THINGS WERE GOING WELL.
Saki’s puppetry career was coming along, though she went through more money than
she brought in. Still, though, the finances were more than stable, thanks to a couple clever property investments Masa had made after his divorce. It was the right time to take the next step; Masa felt it in his bones.

That night, they walked down the empty main street to the town’s other, fancier hotel, which had a restaurant with a medieval theme. They sat in over-large chairs; his upholstered in leather, hers in dark animal fur. Over dinner, Saki leaned in close. “I can tell you want to talk. I’m all ears,” she said, and grabbed her earlobes.

Masa felt a rush of love for her, for that face like a heart, for those gray eyes that, when focused on him, held so much light.

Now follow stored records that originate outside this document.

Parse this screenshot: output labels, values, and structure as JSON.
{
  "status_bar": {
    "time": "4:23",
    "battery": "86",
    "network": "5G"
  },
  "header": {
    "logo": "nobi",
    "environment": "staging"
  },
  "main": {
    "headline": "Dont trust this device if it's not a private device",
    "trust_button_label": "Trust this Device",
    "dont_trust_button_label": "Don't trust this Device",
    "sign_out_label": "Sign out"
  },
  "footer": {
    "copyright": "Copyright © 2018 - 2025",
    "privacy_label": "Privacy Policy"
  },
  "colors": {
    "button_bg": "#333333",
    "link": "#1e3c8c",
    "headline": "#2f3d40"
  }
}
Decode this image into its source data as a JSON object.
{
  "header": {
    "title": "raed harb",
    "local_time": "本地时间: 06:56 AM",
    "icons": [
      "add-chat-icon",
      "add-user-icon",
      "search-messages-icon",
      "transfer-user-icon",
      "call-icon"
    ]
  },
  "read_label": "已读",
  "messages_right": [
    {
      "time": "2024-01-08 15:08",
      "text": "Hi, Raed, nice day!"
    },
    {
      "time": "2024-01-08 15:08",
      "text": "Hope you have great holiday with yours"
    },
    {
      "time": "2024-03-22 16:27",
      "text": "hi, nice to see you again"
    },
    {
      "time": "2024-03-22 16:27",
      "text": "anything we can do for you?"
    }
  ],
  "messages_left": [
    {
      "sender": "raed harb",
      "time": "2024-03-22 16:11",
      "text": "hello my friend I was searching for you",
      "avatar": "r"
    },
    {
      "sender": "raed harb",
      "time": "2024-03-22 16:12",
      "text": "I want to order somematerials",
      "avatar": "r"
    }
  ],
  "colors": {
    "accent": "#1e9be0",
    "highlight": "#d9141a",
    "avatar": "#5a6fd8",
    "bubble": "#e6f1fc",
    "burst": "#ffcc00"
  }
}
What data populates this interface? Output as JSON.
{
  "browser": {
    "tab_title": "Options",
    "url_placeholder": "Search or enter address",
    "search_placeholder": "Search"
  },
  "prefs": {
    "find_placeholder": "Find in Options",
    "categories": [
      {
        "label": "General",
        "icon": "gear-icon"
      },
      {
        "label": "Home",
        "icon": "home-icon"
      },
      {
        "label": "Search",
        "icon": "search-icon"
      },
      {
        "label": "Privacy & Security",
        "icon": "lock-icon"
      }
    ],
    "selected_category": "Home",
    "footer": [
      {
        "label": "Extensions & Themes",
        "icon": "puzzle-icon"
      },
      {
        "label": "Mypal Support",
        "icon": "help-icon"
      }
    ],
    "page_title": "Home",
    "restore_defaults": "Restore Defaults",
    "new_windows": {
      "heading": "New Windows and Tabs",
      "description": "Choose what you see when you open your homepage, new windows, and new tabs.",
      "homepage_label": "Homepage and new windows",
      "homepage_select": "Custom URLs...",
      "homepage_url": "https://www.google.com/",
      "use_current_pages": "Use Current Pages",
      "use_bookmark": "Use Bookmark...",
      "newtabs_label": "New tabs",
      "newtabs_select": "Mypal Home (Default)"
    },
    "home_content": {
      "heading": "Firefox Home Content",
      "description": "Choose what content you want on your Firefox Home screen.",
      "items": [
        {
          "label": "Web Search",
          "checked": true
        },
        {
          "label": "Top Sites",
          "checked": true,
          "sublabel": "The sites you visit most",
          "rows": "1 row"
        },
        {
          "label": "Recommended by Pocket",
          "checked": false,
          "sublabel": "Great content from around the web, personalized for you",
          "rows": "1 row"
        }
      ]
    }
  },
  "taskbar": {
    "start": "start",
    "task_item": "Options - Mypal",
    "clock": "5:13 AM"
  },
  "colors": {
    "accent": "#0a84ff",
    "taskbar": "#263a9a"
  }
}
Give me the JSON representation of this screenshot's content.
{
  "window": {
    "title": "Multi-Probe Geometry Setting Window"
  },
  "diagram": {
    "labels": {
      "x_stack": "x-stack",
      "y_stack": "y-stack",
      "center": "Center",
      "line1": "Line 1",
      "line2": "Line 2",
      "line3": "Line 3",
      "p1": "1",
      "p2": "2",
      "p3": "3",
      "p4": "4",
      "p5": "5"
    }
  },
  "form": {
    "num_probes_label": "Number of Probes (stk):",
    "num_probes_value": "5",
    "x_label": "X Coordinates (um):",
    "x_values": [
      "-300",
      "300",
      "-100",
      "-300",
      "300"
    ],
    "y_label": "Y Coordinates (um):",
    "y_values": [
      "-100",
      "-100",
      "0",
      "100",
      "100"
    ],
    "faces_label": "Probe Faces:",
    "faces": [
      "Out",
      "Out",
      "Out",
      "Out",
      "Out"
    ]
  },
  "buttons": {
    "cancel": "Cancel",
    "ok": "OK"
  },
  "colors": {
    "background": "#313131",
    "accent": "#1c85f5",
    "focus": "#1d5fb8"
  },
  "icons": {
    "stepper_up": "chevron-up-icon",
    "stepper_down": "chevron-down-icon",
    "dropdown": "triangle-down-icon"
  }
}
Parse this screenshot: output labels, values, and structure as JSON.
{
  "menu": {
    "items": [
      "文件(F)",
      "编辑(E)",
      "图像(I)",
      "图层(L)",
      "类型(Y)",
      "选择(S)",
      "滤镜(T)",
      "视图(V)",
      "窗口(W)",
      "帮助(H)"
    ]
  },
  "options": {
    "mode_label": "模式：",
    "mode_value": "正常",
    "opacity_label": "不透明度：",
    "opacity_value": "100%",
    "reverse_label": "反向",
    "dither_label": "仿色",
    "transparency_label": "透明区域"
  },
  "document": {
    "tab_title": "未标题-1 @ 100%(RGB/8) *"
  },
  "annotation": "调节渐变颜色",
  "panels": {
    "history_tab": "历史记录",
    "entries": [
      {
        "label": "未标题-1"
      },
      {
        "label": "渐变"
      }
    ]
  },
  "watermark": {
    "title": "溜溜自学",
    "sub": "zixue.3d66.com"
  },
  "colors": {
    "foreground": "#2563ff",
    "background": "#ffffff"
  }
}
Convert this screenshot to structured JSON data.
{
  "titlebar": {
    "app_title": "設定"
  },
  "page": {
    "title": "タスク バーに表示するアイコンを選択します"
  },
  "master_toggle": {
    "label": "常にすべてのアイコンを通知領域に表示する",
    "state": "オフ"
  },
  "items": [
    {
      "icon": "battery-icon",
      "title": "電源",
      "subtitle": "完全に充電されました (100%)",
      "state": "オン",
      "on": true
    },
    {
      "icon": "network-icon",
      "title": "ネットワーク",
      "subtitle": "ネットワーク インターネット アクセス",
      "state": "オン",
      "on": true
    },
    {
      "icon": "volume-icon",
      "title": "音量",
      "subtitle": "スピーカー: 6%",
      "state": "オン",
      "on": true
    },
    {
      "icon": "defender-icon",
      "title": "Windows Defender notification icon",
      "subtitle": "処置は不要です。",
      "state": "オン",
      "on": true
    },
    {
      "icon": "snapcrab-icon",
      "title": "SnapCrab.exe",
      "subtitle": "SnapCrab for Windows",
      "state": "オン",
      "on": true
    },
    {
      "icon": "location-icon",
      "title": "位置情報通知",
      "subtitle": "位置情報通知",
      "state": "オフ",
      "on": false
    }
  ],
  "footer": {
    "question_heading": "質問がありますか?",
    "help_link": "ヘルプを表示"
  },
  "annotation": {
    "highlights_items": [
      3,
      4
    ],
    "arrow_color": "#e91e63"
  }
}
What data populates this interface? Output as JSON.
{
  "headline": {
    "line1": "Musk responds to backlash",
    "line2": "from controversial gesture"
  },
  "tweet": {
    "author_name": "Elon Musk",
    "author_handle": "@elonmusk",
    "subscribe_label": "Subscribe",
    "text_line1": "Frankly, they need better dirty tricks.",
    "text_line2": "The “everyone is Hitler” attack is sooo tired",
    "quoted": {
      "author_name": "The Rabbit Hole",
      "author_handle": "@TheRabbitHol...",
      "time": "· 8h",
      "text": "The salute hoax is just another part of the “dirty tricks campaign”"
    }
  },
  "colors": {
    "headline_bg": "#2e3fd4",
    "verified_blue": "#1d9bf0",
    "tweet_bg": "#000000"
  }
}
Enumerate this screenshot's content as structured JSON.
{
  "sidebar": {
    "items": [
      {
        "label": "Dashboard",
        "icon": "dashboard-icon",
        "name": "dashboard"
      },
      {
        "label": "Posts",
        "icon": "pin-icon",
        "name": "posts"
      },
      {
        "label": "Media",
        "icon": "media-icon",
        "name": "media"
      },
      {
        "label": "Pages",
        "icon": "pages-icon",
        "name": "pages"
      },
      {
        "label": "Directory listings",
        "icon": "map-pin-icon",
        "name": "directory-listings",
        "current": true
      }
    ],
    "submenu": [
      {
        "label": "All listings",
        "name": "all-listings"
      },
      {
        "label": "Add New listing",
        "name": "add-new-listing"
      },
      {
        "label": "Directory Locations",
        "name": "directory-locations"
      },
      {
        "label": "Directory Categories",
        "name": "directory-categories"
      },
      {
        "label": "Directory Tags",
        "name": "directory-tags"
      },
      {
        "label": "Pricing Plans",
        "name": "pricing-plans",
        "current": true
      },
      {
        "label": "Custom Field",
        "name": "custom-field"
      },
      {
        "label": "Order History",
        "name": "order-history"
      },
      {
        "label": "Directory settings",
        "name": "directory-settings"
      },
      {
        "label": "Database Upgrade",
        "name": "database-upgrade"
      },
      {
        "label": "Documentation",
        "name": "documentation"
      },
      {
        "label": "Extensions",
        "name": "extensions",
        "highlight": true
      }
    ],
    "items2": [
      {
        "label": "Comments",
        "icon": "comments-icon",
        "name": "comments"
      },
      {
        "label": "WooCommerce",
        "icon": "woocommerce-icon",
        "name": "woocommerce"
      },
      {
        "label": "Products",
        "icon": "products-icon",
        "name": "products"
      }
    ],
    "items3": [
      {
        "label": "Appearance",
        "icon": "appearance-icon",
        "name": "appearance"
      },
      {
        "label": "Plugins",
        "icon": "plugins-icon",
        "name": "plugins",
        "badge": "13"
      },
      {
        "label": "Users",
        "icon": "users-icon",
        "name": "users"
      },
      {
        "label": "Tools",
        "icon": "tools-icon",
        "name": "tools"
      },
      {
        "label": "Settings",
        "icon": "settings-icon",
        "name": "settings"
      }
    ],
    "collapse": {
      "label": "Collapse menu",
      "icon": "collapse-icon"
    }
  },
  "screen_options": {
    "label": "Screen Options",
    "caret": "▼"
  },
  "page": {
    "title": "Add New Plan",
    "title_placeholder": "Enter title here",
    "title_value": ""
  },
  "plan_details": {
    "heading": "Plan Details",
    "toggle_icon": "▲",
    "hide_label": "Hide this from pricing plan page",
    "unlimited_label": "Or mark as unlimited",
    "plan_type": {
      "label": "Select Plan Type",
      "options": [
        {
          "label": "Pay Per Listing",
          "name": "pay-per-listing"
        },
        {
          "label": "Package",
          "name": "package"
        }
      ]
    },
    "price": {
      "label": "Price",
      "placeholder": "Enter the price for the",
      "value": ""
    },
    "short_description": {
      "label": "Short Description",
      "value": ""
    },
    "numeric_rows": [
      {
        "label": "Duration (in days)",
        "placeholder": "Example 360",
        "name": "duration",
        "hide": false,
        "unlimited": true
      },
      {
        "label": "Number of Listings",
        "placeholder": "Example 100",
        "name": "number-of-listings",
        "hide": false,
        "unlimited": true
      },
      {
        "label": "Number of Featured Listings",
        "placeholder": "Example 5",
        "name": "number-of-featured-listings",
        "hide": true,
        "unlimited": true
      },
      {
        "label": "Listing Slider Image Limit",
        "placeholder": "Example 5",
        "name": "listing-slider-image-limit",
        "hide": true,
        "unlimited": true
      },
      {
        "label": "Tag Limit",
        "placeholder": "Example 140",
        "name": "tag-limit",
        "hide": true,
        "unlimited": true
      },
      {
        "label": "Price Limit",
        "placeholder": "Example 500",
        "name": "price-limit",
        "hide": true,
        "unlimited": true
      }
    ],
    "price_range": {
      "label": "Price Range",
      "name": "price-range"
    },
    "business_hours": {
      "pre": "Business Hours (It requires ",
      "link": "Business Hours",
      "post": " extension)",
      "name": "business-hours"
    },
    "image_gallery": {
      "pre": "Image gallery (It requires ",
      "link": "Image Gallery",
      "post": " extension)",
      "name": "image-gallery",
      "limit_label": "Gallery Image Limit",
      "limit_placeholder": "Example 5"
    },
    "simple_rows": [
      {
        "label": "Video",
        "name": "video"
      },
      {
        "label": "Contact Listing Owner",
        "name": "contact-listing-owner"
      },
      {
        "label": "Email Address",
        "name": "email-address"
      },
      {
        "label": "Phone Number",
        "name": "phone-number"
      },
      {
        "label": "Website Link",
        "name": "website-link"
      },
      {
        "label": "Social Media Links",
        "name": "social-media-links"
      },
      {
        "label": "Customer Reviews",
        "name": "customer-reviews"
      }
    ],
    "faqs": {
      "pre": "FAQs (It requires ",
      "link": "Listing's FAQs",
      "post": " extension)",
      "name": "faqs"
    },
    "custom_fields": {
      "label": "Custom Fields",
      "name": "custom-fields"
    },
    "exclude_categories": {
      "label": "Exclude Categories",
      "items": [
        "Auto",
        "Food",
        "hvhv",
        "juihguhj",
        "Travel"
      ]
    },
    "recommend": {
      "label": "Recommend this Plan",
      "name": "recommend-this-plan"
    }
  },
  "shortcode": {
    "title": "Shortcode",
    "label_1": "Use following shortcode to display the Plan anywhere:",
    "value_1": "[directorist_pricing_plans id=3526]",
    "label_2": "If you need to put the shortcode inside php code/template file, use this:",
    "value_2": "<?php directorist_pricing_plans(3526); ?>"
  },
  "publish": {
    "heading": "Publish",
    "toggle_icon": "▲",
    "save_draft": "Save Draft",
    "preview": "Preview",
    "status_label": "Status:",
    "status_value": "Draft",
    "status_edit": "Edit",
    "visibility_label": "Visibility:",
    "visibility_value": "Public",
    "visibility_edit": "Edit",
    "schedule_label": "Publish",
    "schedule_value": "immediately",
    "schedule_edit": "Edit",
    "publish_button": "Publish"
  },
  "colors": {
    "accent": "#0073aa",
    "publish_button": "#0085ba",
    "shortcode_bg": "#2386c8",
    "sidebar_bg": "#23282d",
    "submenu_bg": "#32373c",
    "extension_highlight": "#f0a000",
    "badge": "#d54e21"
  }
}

He reached forward and encircled her wrists with two fingers. “I—I want to have a baby.” There, he had said it; not the eloquent speech he had practiced, but then again Saki was his wife, not a client.

“Now?”

“Yes. I’m—well, I’m no grandpa, but I’m not shedding years, either.”

“It’s possible, maybe in a few years. After my career has developed.”

“Even now, you could still pursue your art. Some-times—well, sometimes fate has other things planned.”

“You and your fate.”

She wasn’t at all superstitious; in fact, she went out of her way to be unlucky. When Masa’s mother express-mailed them a Shinto calendar to use in selecting a wedding date, Saki picked the least auspicious day of the year. His mother had refused to come to the ceremony.

In fact, Masa hadn’t talked to his mother since the calendar incident. His father made a point of calling one Sunday a month, but he rarely asked about Saki and never used her name; it was always, “and did She accompany you on that trip?” or “how is Her health?” Saki found it funny. “I’m your lawfully wedded pronoun,” she said.

“Everything about us is fate,” Masa said. “It’s all meant to be. Our children will know business and art, Japanese and English. We would never have met if it hadn’t been for—”

“I know, I know. The piano.”

Masa loved to credit the piano. It had fallen four stories from a crane and smashed onto the sidewalk with a sound like the end of the universe. Pedestrians on the street, Masa included, had been detoured along a narrow side street—the very street where Saki’s puppets were displayed in a tiny gallery. Feeling the detour to be a sign, Masa had stepped inside the gallery.

“You have to admit—we would never have found each other otherwise.” He liked the idea that he was fate’s gift to someone, and that it had gone to such outrageous lengths to deliver him.

“People don’t
find
each other. They just
happen
to each other.”

“Well, maybe I wasn’t looking for you, but I
was
looking—for something I didn’t know... but... that could only have been you!” His voice rose, and the teenage couple at the next table glanced over at them.

“The piano was a coincidence. Otherwise you would have ‘found’ someone else.”

“It doesn’t feel very special, when you put it that way.”

She set her bony elbows on the table. “Want to know the
real
reason we got together?”

“Certainly, my dear.”

Her scarf dipped into her soup bowl as she whispered, “I grew a tail.”

He laughed loudly, as if to let everyone in the restaurant know that things were just fine.

“It grew out of that mole on my lower back.”

He dropped her hands and sat back, gripping his chair’s stout leather armrests. “Amazing. Was it very long?”

Saki held up her hand and spread her thumb and pinkie apart.

“And tell me how that brought us together?”